Magical realism is something I’ve talked about on the blog and podcast before (look, I took a class in it during PhD work and will use that knowledge forever), and I can’t think of a better example of what magical realism means than Los Espookys. Without giving anything away, the show features a magical amulet that allows Andrés to spy on his beloved, a parasitic sea witch, a mirror realm that can trap people, cursed objects, and people who can survive Multi Level Marketing scams--and none of it is ever explained (OK, maybe the MLM is explained, but still! Herbalife got read to filth and I’m here for it). The characters simply accept that Andrés was a mysterious and dark powered orphan abandoned by strangers. Actually, they get tired of him telling the story and wave off his dramatic past. No one questions the existence of cursed mirrors because in magical realism, the magic simply is. This sense of the magic being mundane isn’t restricted to the main cast of spooky friends; everyone sees magic as sort of blasé. This indifference creates a lot of funny moments throughout the series, but it also allows us to examine the real world through this clearly fictional, magical inversion of it.

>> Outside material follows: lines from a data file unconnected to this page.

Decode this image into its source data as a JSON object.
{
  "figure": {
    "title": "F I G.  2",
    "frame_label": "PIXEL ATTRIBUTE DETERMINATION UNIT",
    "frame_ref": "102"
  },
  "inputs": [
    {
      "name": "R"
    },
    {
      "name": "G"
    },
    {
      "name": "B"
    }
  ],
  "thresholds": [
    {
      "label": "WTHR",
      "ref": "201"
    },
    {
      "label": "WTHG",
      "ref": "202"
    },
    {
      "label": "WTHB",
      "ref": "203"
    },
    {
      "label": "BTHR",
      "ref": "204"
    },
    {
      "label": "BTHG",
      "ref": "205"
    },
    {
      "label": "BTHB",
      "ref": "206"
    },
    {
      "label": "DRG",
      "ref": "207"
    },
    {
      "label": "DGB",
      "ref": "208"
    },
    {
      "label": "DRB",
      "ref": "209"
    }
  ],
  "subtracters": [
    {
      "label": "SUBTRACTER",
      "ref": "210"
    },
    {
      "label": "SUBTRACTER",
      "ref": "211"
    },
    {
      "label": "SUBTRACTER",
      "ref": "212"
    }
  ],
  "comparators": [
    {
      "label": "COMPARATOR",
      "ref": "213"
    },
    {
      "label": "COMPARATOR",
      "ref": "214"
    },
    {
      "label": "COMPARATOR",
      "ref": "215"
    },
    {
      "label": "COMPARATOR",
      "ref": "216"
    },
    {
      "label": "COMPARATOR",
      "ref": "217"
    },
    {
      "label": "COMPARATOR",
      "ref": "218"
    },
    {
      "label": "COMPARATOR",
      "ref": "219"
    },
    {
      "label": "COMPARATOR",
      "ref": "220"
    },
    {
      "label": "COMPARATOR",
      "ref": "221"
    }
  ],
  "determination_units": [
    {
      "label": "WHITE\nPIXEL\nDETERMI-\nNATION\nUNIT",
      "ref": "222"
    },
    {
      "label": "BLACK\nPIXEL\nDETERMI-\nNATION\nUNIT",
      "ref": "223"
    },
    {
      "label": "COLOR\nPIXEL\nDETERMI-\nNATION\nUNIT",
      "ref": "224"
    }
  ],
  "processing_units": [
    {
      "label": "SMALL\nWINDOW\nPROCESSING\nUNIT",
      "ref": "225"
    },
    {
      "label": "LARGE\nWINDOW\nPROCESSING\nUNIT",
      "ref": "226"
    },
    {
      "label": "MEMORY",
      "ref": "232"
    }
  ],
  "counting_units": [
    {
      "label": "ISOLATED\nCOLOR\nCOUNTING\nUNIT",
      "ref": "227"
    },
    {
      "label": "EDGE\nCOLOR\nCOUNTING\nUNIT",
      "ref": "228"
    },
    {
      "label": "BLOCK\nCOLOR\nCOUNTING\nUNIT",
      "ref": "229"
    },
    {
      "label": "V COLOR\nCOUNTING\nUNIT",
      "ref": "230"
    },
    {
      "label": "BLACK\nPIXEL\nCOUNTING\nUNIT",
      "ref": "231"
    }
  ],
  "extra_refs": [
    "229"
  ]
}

That’s not to say that the show itself isn’t funny, or is only interesting for its ability to be analyzed by tired PhD students like me. Los Espookys is first and foremost a comedy, full of strange pauses and deadpan humor. I found myself laughing out loud at the show, and recapping my favorite moments later to anyone who would listen. That is the sign of a good show. My recaps are horrible and nothing like the real thing, and if you were subjected to them, I apologize. But I digress. The beauty of this series is that it does so many things well and at once. It can be both insightful and funny. It can force us to examine American politics while also refusing to be set in any specific country (the Latin American country where Renaldo and friends lived is never named). We can analyze it and we can relax and laugh at it.
I slept on Los Espookys while it originally ran on HBO, but at the time I was watching another spooky show that checked a lot of the same boxes, What We Do in the Shadows (which aired on FX around the same time). Both series have similar senses of humor, but ultimately Los Espookys wants to create a space for its viewers to contemplate how regionality influences art. While What We Do in the Shadows was created by two New Zealanders (Jemaine Clement of Flight of the Conchords and Taika Waititi of Thor: Ragnarok), it’s not ultimately interested in the ways that different cultures influence art--or in this case, comedy.
Los Espookys is a smart show, and it straddles the line of political commentary and weird comedy well. It’s renewed for a second season, and I, for one, will be returning to this tiny world of horror next summer!